My research moves between the fields of Classical Reception and Modern Greek Studies. It explores the reception and influence of the French philosopher Henri Bergson’s ideas on Greek letters, thus bringing into a completely new light literary projects of Greek Modernists, such as George Seferis, Odysseas Elytis, Yannis Ritsos, and Nikos Kazantzakis.
Henri Bergson’s theorisation of durée is instrumental to re-analyse and reframe the discourse of continuity between Ancient and Modern Greece and demonstrates an ideological shift from the nationalist concept of continuity to a more open modernist idea of ‘Greekness’. An important element in the continuity discourse and a pivotal element of Greek Modernism is the use of myth, which I interpret through the Bergsonian filter in order to underline some important aspects so far underexplored.
One of my core examples is the myth of the second Odyssey and its reception by Nikos Kazantzakis in his long poem Odyssey.

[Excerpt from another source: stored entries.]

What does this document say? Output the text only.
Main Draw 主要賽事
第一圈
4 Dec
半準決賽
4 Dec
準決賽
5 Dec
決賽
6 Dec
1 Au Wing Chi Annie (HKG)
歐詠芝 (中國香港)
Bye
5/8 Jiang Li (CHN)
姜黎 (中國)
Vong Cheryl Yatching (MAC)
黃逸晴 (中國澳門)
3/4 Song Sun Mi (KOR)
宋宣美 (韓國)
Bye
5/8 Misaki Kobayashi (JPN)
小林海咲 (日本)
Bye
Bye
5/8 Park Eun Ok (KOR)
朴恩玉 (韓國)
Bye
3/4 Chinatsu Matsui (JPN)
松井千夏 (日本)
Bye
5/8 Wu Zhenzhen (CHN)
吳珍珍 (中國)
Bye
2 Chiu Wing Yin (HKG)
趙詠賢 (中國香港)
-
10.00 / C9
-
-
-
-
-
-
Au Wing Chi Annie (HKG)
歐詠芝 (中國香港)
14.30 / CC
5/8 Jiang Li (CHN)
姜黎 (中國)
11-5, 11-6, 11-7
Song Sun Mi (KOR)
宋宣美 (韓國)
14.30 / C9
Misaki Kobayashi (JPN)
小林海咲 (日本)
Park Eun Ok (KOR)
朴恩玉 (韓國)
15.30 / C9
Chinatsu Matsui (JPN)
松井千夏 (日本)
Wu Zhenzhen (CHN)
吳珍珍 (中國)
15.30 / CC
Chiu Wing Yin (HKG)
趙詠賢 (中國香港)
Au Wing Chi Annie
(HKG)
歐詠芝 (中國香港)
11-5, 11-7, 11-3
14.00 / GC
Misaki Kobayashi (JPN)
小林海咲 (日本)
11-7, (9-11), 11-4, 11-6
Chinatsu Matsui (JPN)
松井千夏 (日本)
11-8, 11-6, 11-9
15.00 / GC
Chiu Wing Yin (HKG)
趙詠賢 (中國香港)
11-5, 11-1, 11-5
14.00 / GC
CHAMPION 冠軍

I argue that his particular rewriting is deeply in conversation with Bergson’s interiorisation of time. This poem is also put in dialogue with other European texts that engage with such myth, e.g. Alfred Tennyson’s Ulysses and Giovanni Pascoli’s L’Ultimo Viaggio. My close analysis underlines differences, similarities, and divergences in this tradition of reception of the second Odyssey, thus putting Modern Greek literature in a comparative European context.